Children haven’t been as indoctrinated into the adult way of thinking, which gives them an enormous advantage. Things just are what they are to a child, without all that negative added meaning. A child who is molested doesn’t ponder the loss of their innocence or dwell on the perceived inappropriateness of such actions and what it all means (until adults encourage them to); they just react according to what the experience offered, be it positive, negative, or somewhere in between. Since this twisted web of abstract thinking is what adds a great deal of unnecessary pain to numerous situations, children fare much, much better than adults simply because they are less prone to add destructive meaning to different experiences.

B) Kids are forgiving and don’t hold grudges
Children are forgiving. They don’t hold grudges for long, and they come equipped with the mindset and desire to love everyone. This can seem at odds at times with the mindset of adults, whose reaction to an injury is generally to want to blame, punish, and retaliate against others as part of their own personal seek and destroy mission. Kids react to hurt like Buddha, adults react like Dirty Harry. In this regard, our kids are much smarter than we are, and we should all strive to be more like children.

Parents should always make it their goal to encourage and support this natural compassion by avoiding responses of anger, revenge, or condemnation. Such responses will always exasperate the suffering everyone feels and cut a deeper wound in the victim. Meanwhile, responses of compassion, forgiveness and reconciliation will always heal past scars and remove the injury, not to mention help prevent conflict from escalating further. Let kids be kids, and let their natural compassion take over, not the other way around. If it doesn’t surface on its own, it’s your job to awaken it. The true theft of innocence will only come when this compassion is lost and kids are encouraged to think in terms of revenge and condemnation.

C) Kids are resilient
A child’s thirst and love for life is hard to spoil. They have a unique knack for bouncing right back from even extreme adversity, so long as it doesn’t go on for too long and they have the right attitude and perspective to bounce back to. Their positive outlook on life isn’t easily taken away.

D) Children aren’t as dependent on control
A child’s helplessness and dependence upon adults is in some ways a blessing, because it means that they don’t struggle with the same issues of control that adults do.
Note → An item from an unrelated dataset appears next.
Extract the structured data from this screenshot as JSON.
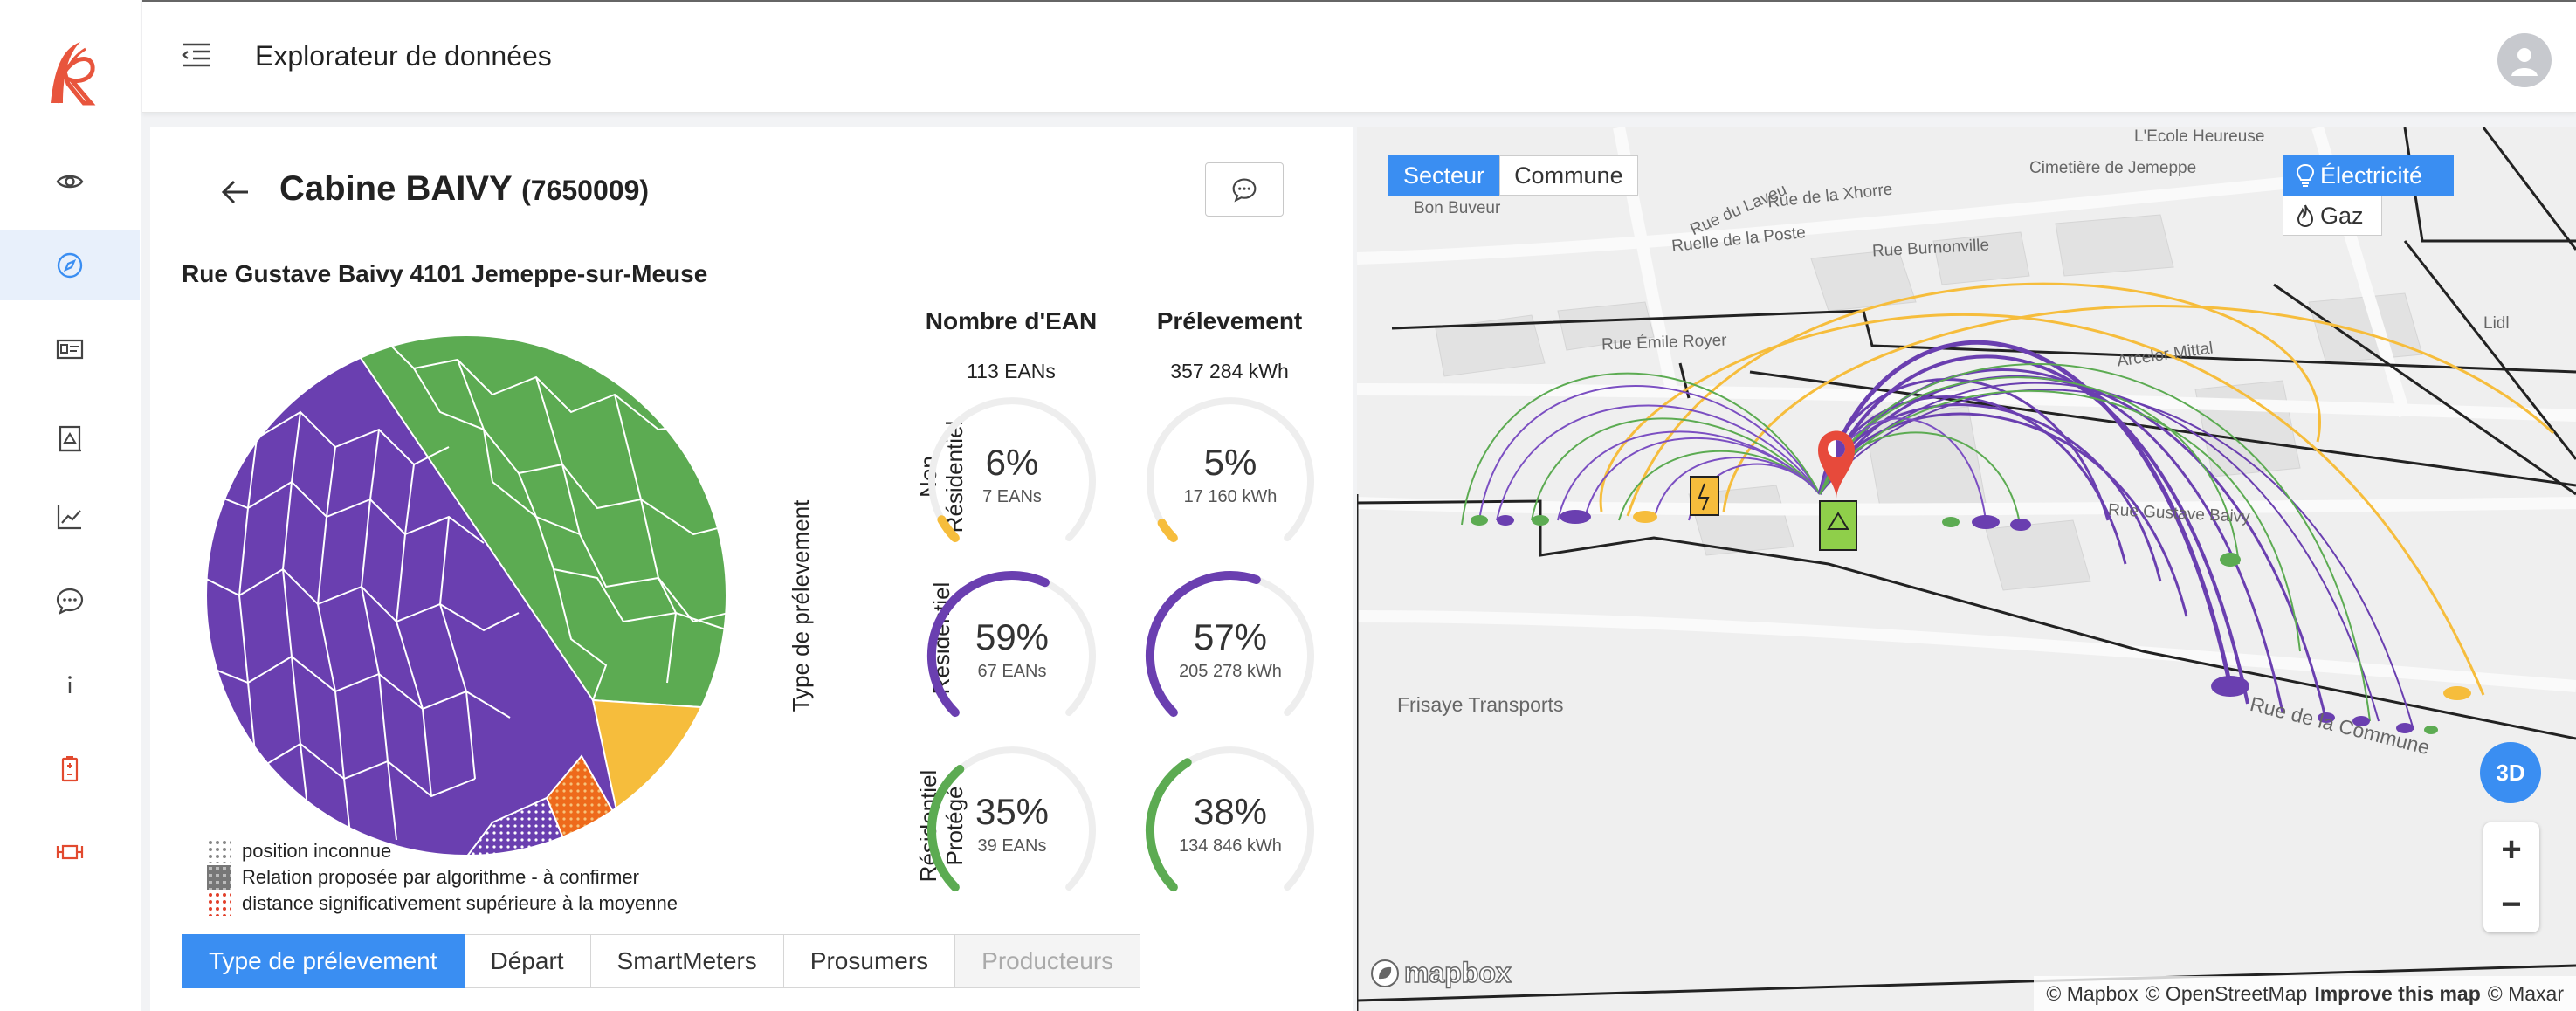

A perceived loss of control or autonomy is notorious for causing psychological injury in adults. Children are used to existing in a relatively powerless state, and so this prevents a hyper-inflated sense of control from causing unnecessary injury.

E) Children are less egocentric
Nature designed children to make mistakes and fall flat on their face. The parts of their brain that regulate social perfection are less active, allowing them to be less affected by what others think about them. For instance, a child throwing a tantrum in the store feels less self-conscious and embarrassed than you do. Because of this, childhood traumas are less likely to scar their ego . . . unless adults create the type of conditions that would promote such scars.